Mable sees success on and off the mat

Lindsay Mable’s 10 consecutive all-around streak was recently snapped.

Junior Lindsay Mable performs on the beam on Feb. 28 at the Sports Pavillon.

Daily File Photo, Liam James Doyle

Junior Lindsay Mable performs on the beam on Feb. 28 at the Sports Pavillon.

Brad Bobel

On or off the mat, Lindsay Mable is no stranger to success.

Now in her junior year, Mable is using two years’ worth of experience to vault herself to the top of the nation in the all-around, while also laying the foundation for a teaching career.

“Junior season has been pretty eventful and kind of an out-of-body experience,” Mable said. “I feel like it’s going so fast that it’s hard to keep track of what’s going on.”

Mable earned the all-around crown in 10 consecutive meets before her streak was broken last Saturday.

Mable was the first Gophers gymnast to be No. 1 in national all-around standings this year, before dropping to second this week.

“It seemed really surreal. It didn’t seem real to me — just because you do the same thing day in and day out,” Mable said. “It’s cool to see what the process brings.”

So far this year, Mable has 25 event victories, tying her record she set last year.

 “[She] is great because she works her butt off every day,” interim head coach Jenny Hansen said. “She’s such a hard worker, positive person in the gym and a great influence on everybody on the team.”

Mable’s athletic achievement started as soon as she stepped foot on campus. She was named Big Ten Freshman while also earning First Team All-American.

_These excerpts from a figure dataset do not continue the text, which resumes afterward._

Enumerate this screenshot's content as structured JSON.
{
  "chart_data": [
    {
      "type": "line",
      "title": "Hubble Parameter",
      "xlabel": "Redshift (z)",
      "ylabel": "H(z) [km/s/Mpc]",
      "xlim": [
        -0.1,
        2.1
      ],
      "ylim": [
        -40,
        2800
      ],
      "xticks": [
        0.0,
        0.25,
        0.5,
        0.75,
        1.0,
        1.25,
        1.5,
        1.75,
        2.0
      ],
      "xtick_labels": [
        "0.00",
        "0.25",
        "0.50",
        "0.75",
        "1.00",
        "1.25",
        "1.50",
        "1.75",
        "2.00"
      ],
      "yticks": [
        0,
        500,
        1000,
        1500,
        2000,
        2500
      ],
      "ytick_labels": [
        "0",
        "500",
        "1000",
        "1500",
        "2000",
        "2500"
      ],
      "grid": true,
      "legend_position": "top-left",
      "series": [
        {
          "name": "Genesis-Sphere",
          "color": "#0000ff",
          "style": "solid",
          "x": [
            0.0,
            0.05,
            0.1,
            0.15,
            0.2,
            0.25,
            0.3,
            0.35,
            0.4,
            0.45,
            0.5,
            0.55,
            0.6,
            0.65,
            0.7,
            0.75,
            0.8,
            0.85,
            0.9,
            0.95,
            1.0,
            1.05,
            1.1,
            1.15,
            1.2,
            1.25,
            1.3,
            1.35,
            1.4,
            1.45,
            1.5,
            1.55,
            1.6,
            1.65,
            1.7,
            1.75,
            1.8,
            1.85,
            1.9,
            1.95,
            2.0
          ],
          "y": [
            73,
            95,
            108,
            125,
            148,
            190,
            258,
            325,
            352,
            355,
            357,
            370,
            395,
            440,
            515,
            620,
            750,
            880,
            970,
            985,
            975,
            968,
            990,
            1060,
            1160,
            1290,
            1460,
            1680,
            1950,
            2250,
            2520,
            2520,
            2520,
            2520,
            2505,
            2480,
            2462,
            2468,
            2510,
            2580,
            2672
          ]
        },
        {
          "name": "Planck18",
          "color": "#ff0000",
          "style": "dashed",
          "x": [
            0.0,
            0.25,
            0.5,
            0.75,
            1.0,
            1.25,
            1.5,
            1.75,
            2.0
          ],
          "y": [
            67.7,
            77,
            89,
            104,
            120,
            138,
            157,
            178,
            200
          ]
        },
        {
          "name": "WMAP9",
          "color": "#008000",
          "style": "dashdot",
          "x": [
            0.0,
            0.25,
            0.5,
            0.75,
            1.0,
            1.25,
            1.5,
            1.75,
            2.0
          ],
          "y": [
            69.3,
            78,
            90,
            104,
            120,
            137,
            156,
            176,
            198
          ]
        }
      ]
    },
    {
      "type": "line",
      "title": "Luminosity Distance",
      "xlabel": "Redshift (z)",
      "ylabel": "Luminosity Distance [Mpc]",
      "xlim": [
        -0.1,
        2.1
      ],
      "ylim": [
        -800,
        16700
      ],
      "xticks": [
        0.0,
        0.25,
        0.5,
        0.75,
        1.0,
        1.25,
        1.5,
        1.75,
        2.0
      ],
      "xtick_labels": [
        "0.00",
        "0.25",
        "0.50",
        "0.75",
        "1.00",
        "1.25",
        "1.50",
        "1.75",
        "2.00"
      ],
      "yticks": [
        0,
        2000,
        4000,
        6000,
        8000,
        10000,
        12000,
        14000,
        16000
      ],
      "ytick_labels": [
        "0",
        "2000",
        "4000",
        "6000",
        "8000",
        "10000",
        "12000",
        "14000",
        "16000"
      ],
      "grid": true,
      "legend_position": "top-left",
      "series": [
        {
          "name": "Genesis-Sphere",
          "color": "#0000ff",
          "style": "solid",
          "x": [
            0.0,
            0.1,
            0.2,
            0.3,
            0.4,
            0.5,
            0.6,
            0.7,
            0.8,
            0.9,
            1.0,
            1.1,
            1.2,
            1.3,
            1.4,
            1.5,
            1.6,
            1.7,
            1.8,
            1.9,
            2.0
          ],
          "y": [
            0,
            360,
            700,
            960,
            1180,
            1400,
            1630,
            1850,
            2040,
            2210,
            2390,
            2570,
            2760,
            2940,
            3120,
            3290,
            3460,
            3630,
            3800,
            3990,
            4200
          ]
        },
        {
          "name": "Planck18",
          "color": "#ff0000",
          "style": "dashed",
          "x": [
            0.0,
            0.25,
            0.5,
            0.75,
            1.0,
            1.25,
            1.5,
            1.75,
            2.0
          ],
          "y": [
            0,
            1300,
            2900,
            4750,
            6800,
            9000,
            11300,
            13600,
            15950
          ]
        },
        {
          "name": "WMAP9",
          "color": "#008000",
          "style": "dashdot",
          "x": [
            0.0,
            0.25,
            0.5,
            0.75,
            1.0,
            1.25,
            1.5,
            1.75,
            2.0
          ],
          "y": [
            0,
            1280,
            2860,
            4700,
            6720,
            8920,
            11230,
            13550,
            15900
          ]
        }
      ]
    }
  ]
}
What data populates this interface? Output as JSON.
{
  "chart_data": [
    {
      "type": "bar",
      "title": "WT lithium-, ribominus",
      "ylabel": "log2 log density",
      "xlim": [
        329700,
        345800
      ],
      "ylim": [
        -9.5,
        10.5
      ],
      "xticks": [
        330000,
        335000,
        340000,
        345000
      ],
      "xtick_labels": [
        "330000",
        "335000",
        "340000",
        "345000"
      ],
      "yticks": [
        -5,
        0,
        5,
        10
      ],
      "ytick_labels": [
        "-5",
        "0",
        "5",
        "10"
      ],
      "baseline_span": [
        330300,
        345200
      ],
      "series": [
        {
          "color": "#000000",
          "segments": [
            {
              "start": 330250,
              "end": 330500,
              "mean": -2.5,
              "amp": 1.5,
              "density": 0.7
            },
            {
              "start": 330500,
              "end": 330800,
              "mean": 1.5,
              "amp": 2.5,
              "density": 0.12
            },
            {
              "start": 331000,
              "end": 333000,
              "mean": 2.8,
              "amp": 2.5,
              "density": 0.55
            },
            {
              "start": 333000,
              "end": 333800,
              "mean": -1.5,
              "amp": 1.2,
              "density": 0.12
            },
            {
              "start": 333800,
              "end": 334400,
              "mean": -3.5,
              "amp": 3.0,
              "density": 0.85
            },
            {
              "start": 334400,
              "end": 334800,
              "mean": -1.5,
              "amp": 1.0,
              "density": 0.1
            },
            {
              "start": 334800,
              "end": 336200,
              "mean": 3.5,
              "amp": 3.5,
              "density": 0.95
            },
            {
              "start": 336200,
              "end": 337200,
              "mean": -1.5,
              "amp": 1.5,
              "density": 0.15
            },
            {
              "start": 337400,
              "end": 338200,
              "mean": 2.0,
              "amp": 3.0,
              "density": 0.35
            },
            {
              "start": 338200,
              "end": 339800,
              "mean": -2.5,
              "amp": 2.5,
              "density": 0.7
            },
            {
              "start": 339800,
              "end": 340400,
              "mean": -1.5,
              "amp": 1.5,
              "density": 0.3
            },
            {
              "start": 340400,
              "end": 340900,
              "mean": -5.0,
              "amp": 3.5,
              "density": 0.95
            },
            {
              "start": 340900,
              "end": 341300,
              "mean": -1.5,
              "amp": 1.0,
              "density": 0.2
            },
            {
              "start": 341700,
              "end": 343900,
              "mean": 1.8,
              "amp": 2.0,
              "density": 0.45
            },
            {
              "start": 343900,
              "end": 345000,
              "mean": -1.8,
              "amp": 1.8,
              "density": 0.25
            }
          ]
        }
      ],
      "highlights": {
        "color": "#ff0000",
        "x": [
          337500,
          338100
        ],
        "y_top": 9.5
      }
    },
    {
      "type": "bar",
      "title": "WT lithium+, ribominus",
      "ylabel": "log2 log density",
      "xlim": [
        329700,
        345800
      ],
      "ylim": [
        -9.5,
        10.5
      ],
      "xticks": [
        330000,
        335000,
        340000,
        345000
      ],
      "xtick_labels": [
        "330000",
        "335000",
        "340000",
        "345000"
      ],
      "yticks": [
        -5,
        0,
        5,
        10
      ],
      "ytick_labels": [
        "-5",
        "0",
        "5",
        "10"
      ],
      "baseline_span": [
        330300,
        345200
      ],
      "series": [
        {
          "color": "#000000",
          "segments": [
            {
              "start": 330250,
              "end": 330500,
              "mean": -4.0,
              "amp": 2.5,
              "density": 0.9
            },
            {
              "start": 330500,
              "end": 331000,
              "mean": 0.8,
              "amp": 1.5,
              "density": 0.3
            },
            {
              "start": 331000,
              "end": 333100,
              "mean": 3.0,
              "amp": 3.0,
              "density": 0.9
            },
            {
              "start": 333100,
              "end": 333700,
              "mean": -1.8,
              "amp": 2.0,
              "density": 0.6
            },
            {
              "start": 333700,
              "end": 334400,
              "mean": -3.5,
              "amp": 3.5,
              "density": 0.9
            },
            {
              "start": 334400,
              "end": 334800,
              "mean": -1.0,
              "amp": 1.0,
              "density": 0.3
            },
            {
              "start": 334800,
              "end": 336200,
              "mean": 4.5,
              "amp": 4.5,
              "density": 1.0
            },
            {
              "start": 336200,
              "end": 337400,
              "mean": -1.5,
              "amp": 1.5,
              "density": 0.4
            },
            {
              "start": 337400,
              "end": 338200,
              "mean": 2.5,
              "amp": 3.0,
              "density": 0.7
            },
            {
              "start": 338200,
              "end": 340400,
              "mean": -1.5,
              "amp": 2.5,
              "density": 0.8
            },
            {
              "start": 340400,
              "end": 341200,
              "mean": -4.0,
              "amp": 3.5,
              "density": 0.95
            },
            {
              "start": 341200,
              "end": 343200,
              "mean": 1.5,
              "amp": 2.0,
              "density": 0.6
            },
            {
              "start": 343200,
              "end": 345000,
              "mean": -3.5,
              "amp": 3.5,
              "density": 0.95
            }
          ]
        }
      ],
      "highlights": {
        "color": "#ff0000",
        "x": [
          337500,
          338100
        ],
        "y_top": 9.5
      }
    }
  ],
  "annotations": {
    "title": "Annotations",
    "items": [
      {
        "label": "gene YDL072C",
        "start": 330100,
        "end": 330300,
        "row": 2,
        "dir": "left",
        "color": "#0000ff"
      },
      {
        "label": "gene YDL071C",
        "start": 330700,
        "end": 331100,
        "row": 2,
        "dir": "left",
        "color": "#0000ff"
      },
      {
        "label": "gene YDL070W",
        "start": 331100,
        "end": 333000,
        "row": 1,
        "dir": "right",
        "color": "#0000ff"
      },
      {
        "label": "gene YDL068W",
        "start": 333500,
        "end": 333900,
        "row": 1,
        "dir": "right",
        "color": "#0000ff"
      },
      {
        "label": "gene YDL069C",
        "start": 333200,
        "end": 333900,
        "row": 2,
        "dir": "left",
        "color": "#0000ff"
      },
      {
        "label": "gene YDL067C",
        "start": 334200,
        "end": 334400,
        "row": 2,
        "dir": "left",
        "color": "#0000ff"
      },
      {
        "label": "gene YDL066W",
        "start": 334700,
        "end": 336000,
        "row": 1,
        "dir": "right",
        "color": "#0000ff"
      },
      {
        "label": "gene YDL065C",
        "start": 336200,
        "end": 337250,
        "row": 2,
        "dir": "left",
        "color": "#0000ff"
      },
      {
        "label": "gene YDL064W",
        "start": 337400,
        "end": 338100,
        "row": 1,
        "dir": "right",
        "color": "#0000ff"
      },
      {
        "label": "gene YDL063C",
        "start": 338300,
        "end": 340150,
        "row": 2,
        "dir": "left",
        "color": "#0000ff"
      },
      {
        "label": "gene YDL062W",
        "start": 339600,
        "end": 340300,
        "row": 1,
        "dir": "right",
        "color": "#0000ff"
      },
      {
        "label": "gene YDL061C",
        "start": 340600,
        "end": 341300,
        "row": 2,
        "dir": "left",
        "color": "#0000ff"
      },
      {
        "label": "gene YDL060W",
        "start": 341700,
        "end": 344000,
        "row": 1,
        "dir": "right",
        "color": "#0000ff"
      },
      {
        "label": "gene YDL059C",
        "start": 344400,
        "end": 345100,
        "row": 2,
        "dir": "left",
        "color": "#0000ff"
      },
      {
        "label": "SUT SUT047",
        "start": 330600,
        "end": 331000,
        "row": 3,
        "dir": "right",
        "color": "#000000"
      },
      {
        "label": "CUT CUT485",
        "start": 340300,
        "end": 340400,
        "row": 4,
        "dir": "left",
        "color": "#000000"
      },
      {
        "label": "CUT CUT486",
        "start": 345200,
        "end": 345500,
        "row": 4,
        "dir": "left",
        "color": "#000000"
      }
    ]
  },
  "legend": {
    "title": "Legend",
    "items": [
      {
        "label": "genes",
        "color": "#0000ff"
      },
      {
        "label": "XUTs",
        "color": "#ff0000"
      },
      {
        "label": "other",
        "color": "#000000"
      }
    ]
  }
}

In her sophomore year, she was an NCAA First Team All-American on vault, as well as First Team All-Big Ten for the second time.

“She came her freshman year and learned a lot that year,” Hansen said. “She surprised herself at how good she was, and every year she has gotten better. I think that’s attributed to how hard she works.”

Mable’s experience and personality have benefited the team.

She said more recently she’s worked to develop her leadership skills.

“I’m most often a ‘lead by example’ leader than a vocal leader. I’m not a fan of disciplining people and getting on them,” Mable said. “I’d rather hope they follow an example of someone.”

Sophomore Bailey Abernathy said she’s seen Mable develop her leading capabilities even before college, considering the fact they both competed on the same club team.

“She is very much a leader by example, and she holds high standards for the whole team, and we like to rise to those standards,” Abernathy said.

Mable’s attitude has helped guide the team this year.

“She doesn’t get too high or too low. She stays at an even keel all the way through,” Hansen said. “She doesn’t let things get to her, and I think that’s really important for the team to see.”

And her attitude extends outside of the gym. She was awarded the Academic All-Big Ten and Big Ten Distinguished Scholar honors last year.

“School has always been something that has been really important to me. Both my parents were teachers growing up, so they instilled in us to do our best and always work hard,” Mable said.

Mable said she has an interest in following her parents’ footsteps and establishing her own teaching career.

She is in a five-year program, and when that’s completed, she will have a masters and a teaching license.

“I used to really want to teach second or third grade, but after I volunteered in a fifth-grade class, I’m kind of open to anything,” Mable said.

And in order to be a successful teacher, she’ll have to multitask — a skill she said she’s learned through her experience of balancing academics and athletics in college.

 “When I walk in the gym doors, it’s gymnastics and that’s it,” Mable said. “When I walk out, I focus on everything else; but unless you create those boundaries, it’s hard to keep it separate.”